Кукольник усмехнулся.
Куколка в маске завела ручку за спину – и вытащила маленькую удавку.
Призрак промолчал.
Куколка усмехнулась.
Семнадцатый осколок.
Салли берет ее за руку и уводит за деревья.
Там долго-долго смотрит ей в глаза и спрашивает:
- Ты не любишь его, это правда?
- Я не знаю, - тихо отвечает она. - Я не знаю, не знаю, не знаю…
- Как вы можете быть с человеком, которого не любите?
- Кроме любви на свете существует много других чувств.
Они молчат.
Снег падает тихо-тихо с узорчатого потолка и гладит их щеки.
- Но что делать, когда он ждет от вас только любви? – вдруг спрашивает Кристина.
- Не врать.
- Но я не вру!
- Но вы же его не любите.
- Я просто не знаю…
- Так узнайте.
- Я боюсь.
- Узнать, что на самом деле вы его не любите?
- Да.
- Но нельзя бояться вечно.
- Можно просто об этом не думать.
- Нельзя об этом не думать вечно.
- Я попробую…
Восемнадцатый осколок.
В зеркальной галерее лес.
В лесу зеркала.
Сколько деревьев – одно, два, три, десяток?
Сколько зеркал? – десять, двадцать, тридцать, сотня?
В них теряются вопросы, страхи, сомнения.
Только тихий шепот.
Тихий шепот двоих.
- Ты любишь меня?
- Но я же вернулась.
- Но ты любишь меня?
- Я вернулась!
- Ты любишь меня?!
- Я вернулась!
- Ты не любишь меня..
- Но я же вернулась…
Сколько зеркал сейчас разбивается?
Сколько сухих веток ломается?
Девятнадцатый осколок.
- Черви… черви… черви, черви, черви! – от смеха Королевы дрожат ветки и срываются с них снежные хлопья. - Везде одни сплошные черви!
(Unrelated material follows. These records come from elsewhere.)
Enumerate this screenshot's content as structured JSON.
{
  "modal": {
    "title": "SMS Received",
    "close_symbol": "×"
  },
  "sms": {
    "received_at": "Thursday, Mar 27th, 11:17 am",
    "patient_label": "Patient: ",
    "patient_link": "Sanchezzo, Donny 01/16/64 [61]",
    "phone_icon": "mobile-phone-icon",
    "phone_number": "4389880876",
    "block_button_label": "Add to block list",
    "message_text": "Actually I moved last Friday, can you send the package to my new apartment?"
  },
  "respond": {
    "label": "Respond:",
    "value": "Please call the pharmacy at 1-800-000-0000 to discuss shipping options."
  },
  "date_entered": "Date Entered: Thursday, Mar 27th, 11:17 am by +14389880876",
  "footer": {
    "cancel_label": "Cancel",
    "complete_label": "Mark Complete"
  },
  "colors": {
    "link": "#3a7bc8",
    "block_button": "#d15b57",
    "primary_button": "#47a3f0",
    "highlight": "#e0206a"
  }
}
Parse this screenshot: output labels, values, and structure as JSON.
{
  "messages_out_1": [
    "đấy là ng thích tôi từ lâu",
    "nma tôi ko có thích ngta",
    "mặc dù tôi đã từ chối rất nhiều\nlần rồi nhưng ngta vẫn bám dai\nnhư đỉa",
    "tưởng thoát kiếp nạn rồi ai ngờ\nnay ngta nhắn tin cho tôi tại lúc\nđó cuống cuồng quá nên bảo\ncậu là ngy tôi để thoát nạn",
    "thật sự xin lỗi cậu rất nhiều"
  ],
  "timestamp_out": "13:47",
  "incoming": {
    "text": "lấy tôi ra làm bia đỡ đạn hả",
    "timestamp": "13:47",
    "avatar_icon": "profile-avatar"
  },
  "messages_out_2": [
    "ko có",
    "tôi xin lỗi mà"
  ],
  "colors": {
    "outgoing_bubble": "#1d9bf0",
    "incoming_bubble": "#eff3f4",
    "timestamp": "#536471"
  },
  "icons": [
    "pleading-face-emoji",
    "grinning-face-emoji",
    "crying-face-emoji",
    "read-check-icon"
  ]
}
В ваших душах, сердцах… они дрожат на ваших языках и перескакивают в ваших словах в ваши уши! А вы еще не любите моих деток!
- Убирайтесь прочь! – он швыряет в ее сторону ветку, но Королева не поводит и бровью.
- Я не могу!
- Тогда молчите!
- Я тем более не могу!
- Почему?
Она снова рассмеялась. Рассмеялась, раскинув руки, с накидки посыпались черви – но они уже не поползли к Кристине – а стали забираться обратно на хозяйку.
- Вы хотите захватить наш мир? Почему вы преследуете нас?
- Мне не нужен ваш мир. Ни один из ваших миров.
- Разве кто-то может не желать захватить чужой мир?
- Так может думать только тот, кому не хватает своего.
- Но разве вас устраивает ваш червивый мир?
- Поверьте, в ваших мирах червей не меньше.
Она выдергивает свою руку из его и убегает.
- Выпустите ваших червей!!!! – слышится позади.
Кому из них кричит это Королева?
Двадцатый осколок.
- Мария… - из-за двери слышится тихий голос Кукольника. Он же сам сказал им, что не стоит больше никуда заходить – так почему же он здесь? Вернее там, за дверью. За дверью, около которой она остановилась, поняв, что кажется, заблудилась.
- Ты снова пришел, - отвечают ему.
- Мария, я не могу не прийти.
- Почему всегда, когда я оказываюсь где-то – там же оказываешься и ты?
- Но мы всего лишь оказываемся там же – но не вместе.
- Сейчас мы вместе.
- Нет, Мария, сейчас мы опять там же.
- Это опять не наша история?
- Нет, это опять не наша история.. – соглашается Кукольник.
- А чья?
- Там два человека и двое…
- Они тоже не люди?
- Мария, ты человек.
- От того, что ты это произносишь все время – ничего не изменится. Так кто они – те двое? Они как я?
- Нет.
- Они более…как я?
- Нет.
- Тогда кто они?
- Они из другого мира.
- Мы все из другого мира.
- Мария.. они..
- Да неважно, неважно, неважно… они пришли – они уйдут… Это всего лишь еще одна история.
- Да, это всего лишь еще одна история.
- А когда кто-то расскажет нашу историю?
- А ты уверена, что история о тебе и история обо мне – будет историей обо мне и о тебе, что это будет история о нас?
- А что мне еще остается делать?
- Мария, я… ты же знаешь, что я ничего не могу… что я просто рассказываю… Просто рассказываю историю. Они сами все делают – я просто рассказываю… И я ничего, ничего, ничего не могу.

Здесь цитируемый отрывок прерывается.